En cent quatre-vingts minutes de jeu, deux Juves différentes se sont rencontrées. Depuis le beau, agressif et moderne, qui a rapporté résultats et performances à Udine, jusqu'au plus alambiqué, réalisé lors de la deuxième sortie de la saison, à domicile contre Bologne. En particulier, ce sont les deux premières mi-temps qui se sont révélées particulièrement significatives pour expliquer le net recul de l'équipe de la Juventus.

Certaines données expliquent clairement les difficultés offensives rencontrées par l'équipe d'Allegri. En effet, même si dimanche dernier la Juventus a mis plus de ballons dans la surface adverse que la semaine précédente (33 touches dans les seize mètres défensifs de Bologne, contre 20 lors de la première journée), contre l'Udinese, la Juve a enregistré un total de 1. 99 buts attendus (xG), avec une valeur moyenne par tir de 0, 13 xG par tir.

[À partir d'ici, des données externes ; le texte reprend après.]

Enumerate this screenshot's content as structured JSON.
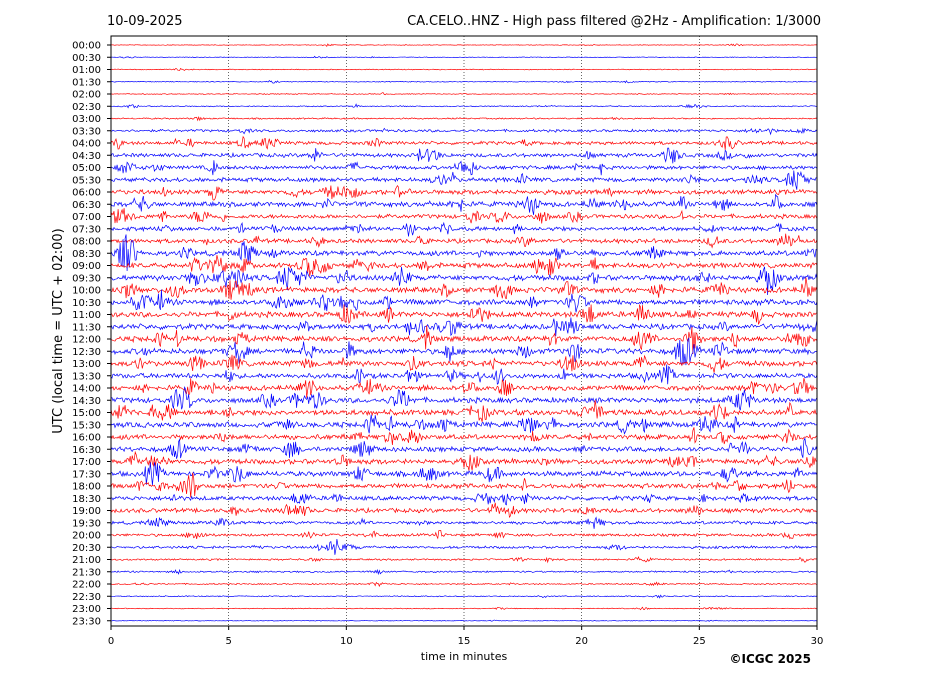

Avec le Bologne de Motta, en revanche, la Juventus a généré un chiffre de seulement 1 xG, soit 0,99 de moins que la semaine précédente. Si l'on considère ensuite la valeur moyenne de chaque conclusion en termes d'objectifs attendus, le chiffre s'avère être de 0,07, une nette diminution par rapport à Udine.

Tout cela malgré un centre de gravité moyen plus élevé. En effet, contre l'Udinese, la Juventus avait enregistré un positionnement de 50,5 m en première mi-temps et de 51,01 m sur sa propre possession. Contre le rossoblù de Motta, le centre de gravité moyen dans la première fraction était de 54. 07m (augmenté à 60,95m en seconde période), avec un chiffre de 62,46m avec la Juve aux commandes du ballon.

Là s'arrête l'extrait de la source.